Negli ultimi due anni, l’attenzione del pubblico è stata spostata dagli smartphone agli indossabili, divenuti quasi essenziali per chi un tempo si accontentava solamente di un telefono cellulare.

Tra i tanti oggetti di spicco, come gli ultimi smartwatch o bracciali fitness intelligenti, ci sono alcuni dispositivi che meritano il primato assoluto per il livello di tecnologia proposta.
Ovviamente, tutti voi avrete sentito parlare almeno una volta dei famosi Google Glass, nati grazie al progetto Explorer di Google.

 

Annunciato nel 2012, attraverso un comunicato della società, il Project Explorer sembrava esser quasi utopistico, soprattutto per chi è cresciuto tra film di fantascienza futuristica o cartoni animati. Eppure, non vi è limite al progresso né confine tra ciò che può essere immaginato e ciò che può esser reso concreto e Google non smette mai di segnare dei primati in questo senso.

E’ così che il mondo intero ha potuto mettere le mani sui primi occhiali intelligenti. Design invidiabile, funzionalità particolari, ergonomia incredibile. Pare che non manchi proprio nulla ai Glass, perfezionati durante gli anni grazie ai feed dei pochi fortunati che hanno potuto partecipare al progetto.

Ma partiamo dal principio. Cosa è il Project Explorer? Google ha dato la possibilità a pochi fortunati degli Stati Uniti d’America, di potersi iscrivere al progetto degli occhiali, versando la modica cifra di 1500 dollari. Il premio? Ottenere un paio di occhiali nella versione beta, in modo da poterli testare, lasciare feed e recensire il prodotto.

Gli occhiali sono stati presentati dapprima in un unico modello (prototipo), con cornice classica e sobria, per poi esser rilasciati in varie montature  (come titanio e DVF) a loro volta divisibili in tanti colori. Attualmente si possono trovare ben 40 diversi tipi di occhiali.

Inizialmente, anche a livello software, i Glass presentavano parecchie limitazioni, ma nel contempo anche certe funzionalità incredibili come il riconoscimento vocale, la capacità di riconoscere le persone (se riprese dalla fotocamera), navigazione facilitata attraverso Google Maps e scambio d’informazioni tra utente e digital assistant per via di comandi vocali. Poi, nel corso dei mesi, è divenuto sempre più chiaro l’utilizzo degli occhiali, anche grazie alla raccolta di video messa a disposizione dai partecipanti al progetto.

In questo video, ad esempio, possiamo goderci l’esperienza di Sabita Malla che ci mostra l’utilizzo dei Google Glass per monitorare i rinoceronti in Nepal.

Questo filmato è uno dei tanti pubblicati, dalla stessa società, in una pagina dedicata all’esperienza Glass.

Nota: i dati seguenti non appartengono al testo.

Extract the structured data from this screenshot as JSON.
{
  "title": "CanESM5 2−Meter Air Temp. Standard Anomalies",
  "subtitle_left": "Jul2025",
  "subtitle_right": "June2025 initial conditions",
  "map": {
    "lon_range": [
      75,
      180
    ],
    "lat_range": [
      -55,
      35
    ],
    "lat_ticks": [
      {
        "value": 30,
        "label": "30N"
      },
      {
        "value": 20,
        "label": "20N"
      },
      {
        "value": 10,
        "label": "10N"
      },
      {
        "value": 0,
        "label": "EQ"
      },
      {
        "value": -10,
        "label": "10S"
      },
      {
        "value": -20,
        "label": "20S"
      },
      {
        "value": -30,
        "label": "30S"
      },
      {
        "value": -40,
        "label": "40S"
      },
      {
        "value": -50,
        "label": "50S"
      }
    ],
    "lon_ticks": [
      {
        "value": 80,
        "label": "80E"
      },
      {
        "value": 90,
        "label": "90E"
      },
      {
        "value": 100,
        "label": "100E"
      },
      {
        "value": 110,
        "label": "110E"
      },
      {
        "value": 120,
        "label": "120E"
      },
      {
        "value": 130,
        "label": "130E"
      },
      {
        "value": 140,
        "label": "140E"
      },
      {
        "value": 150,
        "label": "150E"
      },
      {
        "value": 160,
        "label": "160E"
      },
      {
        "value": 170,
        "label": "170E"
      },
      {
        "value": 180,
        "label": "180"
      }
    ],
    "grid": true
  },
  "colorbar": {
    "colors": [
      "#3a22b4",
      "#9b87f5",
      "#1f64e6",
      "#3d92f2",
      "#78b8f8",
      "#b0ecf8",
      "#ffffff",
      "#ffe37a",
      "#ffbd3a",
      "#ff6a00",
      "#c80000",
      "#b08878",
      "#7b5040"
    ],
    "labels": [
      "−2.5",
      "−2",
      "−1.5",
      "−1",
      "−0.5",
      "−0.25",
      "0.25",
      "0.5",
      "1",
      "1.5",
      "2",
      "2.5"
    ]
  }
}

Gli occhiali sono stati protagonisti anche di parecchie polemiche: in alcuni stati degli USA, essi sono stati proibiti per via di una presunta violazione della privacy. Un esempio? In alcune caffetterie è stato vietato l’utilizzo dei Glass per via della fotocamera, capace di riprendere e registrare video all’insaputa degli altri clienti nei locali. Insomma, bere un caffè e registrare ciò che ti sta attorno non è proprio ben visto.

Ovviamente, oltre alle critiche, son state raccontate anche parecchie iniziative interessanti come quella del dipartimento di polizia di New York che ha deciso di partecipare al Project Explorer, comprando i prototipi per tutti i suoi agenti di polizia.
Con gli occhiali di Google sarà possibile identificare ricercati e persone con fedina penale sporca, per non parlare dell’utilità dovuta alla facile navigazione e alla comodità di indossare in viso un vero e proprio computer, lasciando le mani libere.

Durante gli anni, il progetto è cresciuto sempre più tanto che Google ha rilasciato persino le API per gli sviluppatori, interessati a creare le prime app per i Glass.
Per ora Google non ha ancora rilasciato in commercio il prodotto, che ancora resta un’esclusiva dei pochi fortunati iscritti al progetto.

https://www.youtube.com/watch?v=v1uyQZNg2vE

Cosa sta aspettando? Forse la società non è ancora soddisfatta dei risultati? Forse la tecnologia è troppo costosa per esser messa sul mercato? Considerando che oggi giorno si possono trovare smartphone anche oltre i 1000 euro, non sarebbe poi così azzardato mettere in vendita degli occhiali unici, allo stesso prezzo.

Non resta che attendere novità in merito, intanto possiamo fantasticare ed immaginarci mentre indossiamo un paio di occhiali simili e cantiamo ad un concerto.